The hot toddy hails from Scotland, and relies on a combination of Scotch or other whisky, hot water and a sweetening agent like honey, sugar or syrup.

This basic formula can be augmented — often to great effect — with herbs and spices, such as cinnamon, cloves or nutmeg. A classic addition that also brings some citrusy freshness is a lemon wedge studded with whole cloves.

Generally enjoyed in cold weather, and often sipped late in the evening to facilitate sleep, the hot toddy is a versatile potion, and can be enjoyed in much the same fashion as an evening tea or after-dinner coffee. On a particularly cold or gray morning you could suck one down with breakfast, if you are so inclined, but we suspect this won’t escape the attention of coworkers or supervisors and, therefore, don’t recommend it.

The precise history of the hot toddy is unknown. But one poetic theory comes to us from the 18th-century Scottish poet Allan Ramsay.

In his 1721 poem “The Morning Interview,” Ramsay depicts a grand tea party. He describes various items by their national identity: tea from China, sugar from the West Indies, and

Scotia does no such costly tribute bring
Only some kettles full of Todian spring.

Ramsay elucidates this mysterious term in a footnote: “The Todian spring, i.e. Tod’s Well, which supplies Edinburgh with water.”

In Scottish folklore this is readily understood as a reference to whisky, which is derived from the Scottish Gaelic term “uisge beatha,” or “water of life.” Sure enough, the 1786 publication of the poem “Holy Fair” by Robert Burns, Scotland’s most famous bard, employs toddy as slang for whisky—and the now mostly unread (and largely unreadable) Robbie Burns is most assuredly the final word on Scottish authenticity.

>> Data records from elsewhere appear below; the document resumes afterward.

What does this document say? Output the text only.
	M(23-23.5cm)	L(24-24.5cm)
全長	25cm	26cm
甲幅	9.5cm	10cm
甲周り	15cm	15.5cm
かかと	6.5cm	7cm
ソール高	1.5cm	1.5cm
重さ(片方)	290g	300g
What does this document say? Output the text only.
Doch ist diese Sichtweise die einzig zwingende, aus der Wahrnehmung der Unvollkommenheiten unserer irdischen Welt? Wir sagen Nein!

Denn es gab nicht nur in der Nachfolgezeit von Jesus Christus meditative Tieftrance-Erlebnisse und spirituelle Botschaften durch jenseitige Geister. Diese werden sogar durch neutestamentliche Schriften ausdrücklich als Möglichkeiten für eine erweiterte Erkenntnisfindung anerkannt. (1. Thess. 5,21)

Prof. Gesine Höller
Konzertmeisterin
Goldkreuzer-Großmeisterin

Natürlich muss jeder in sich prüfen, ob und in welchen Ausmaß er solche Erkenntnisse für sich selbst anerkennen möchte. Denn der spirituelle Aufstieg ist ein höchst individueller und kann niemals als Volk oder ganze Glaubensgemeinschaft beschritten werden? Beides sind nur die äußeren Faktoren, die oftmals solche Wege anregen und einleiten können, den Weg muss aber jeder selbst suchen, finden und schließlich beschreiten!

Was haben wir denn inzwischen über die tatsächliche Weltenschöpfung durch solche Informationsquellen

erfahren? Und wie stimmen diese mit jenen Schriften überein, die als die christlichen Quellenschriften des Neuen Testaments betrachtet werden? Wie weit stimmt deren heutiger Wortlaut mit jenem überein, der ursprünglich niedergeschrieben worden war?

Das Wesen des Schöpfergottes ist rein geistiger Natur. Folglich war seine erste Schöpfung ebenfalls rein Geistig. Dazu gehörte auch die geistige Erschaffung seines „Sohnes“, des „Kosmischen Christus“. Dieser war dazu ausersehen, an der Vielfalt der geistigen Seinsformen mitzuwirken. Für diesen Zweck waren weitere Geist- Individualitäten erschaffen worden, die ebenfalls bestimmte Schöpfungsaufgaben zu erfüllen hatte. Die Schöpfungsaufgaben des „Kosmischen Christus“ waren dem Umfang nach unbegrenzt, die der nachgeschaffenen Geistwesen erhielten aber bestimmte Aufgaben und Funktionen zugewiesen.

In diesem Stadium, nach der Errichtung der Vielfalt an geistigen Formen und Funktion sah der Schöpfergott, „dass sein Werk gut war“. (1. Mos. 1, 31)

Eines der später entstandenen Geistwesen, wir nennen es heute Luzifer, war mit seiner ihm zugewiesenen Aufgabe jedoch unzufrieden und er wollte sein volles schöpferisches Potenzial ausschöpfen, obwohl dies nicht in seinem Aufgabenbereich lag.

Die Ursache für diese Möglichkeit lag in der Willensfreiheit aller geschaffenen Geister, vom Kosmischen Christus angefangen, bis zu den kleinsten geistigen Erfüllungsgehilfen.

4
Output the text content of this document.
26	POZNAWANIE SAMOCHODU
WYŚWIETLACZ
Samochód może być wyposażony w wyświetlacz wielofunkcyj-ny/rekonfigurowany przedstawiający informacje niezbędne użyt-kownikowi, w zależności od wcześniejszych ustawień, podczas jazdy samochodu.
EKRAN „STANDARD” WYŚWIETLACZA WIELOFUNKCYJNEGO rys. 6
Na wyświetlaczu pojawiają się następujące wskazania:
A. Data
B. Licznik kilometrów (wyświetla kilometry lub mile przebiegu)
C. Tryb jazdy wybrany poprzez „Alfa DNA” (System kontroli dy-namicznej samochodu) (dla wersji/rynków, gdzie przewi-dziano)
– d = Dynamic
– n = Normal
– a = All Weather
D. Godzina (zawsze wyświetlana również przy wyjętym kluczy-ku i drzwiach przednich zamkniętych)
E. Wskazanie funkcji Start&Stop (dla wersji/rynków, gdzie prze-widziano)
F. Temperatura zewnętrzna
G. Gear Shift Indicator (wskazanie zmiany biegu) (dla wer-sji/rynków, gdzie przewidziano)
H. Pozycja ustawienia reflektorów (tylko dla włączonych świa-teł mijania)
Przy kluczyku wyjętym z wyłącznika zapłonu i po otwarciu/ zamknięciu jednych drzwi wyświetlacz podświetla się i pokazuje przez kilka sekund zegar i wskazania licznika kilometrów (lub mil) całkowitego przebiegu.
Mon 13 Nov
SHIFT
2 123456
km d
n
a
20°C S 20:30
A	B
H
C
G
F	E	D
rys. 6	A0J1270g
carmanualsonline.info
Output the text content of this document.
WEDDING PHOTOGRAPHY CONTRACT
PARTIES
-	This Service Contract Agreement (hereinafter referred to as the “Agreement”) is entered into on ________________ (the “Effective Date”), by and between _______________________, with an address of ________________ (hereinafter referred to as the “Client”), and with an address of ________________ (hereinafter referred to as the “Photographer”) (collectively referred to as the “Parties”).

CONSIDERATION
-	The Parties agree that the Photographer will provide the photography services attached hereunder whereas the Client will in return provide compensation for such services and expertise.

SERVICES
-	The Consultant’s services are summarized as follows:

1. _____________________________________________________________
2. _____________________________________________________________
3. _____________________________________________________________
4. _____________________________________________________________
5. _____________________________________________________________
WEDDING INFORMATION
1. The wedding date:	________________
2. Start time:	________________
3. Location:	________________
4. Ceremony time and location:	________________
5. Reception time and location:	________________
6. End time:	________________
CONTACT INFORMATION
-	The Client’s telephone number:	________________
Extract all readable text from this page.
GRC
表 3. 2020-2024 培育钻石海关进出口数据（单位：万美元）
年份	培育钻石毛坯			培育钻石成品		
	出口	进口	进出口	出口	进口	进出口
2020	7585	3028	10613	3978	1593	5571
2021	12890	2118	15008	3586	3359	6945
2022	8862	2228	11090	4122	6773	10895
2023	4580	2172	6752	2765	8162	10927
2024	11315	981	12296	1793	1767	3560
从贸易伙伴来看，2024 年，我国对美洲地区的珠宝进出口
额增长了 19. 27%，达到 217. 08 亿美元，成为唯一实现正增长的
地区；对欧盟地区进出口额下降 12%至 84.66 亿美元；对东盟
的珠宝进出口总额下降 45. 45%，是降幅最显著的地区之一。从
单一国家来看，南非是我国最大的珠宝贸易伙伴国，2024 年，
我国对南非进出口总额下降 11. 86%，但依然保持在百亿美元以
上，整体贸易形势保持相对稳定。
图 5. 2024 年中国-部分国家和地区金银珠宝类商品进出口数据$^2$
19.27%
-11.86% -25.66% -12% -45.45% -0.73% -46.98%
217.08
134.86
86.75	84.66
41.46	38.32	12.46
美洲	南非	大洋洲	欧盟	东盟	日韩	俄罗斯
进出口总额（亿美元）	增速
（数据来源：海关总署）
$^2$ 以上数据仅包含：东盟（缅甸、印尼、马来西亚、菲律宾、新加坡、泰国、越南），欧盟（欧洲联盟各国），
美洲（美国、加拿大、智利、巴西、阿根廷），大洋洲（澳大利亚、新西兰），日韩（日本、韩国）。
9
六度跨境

Despite its Scottish roots, well over 200 years ago the hot toddy was already being made with other brown spirits, such as Irish whiskey, dark rum, American whiskey, and brandy.

Another source of basic recipe variations calls for using tea instead of hot water. Doing so offers a plethora of flavors to toy with. A chef’s pantry of herbs and spices offers yet another fertile pasture for positive invention and variation. As in all things, be guided by your senses.

Here then we offer a classic Scottish hot toddy recipe for you to slip into.

2 ounces Highland single malt Scotch whisky, such as Dalmore 12-year-old or Macallan 12-year-old
1 to 3 ounces boiling water
1/2 ounce lemon juice
1 teaspoon honey (or brown sugar)
3 drops Angostura bitters
1 slice lemon, studded with cloves
A sprinkle of ground nutmeg
Recipe Steps: 
Into a heatproof glass or large coffee mug put the sugar, bitters, lemon juice, and clove-studded lemon slice. Add the whisky, pour in one third of the boiling water, and stir gently until the honey or sugar dissolves; add more boiling water to bring it back up to temp and fill your cup to the desired level. Dust lightly with nutmeg and serve.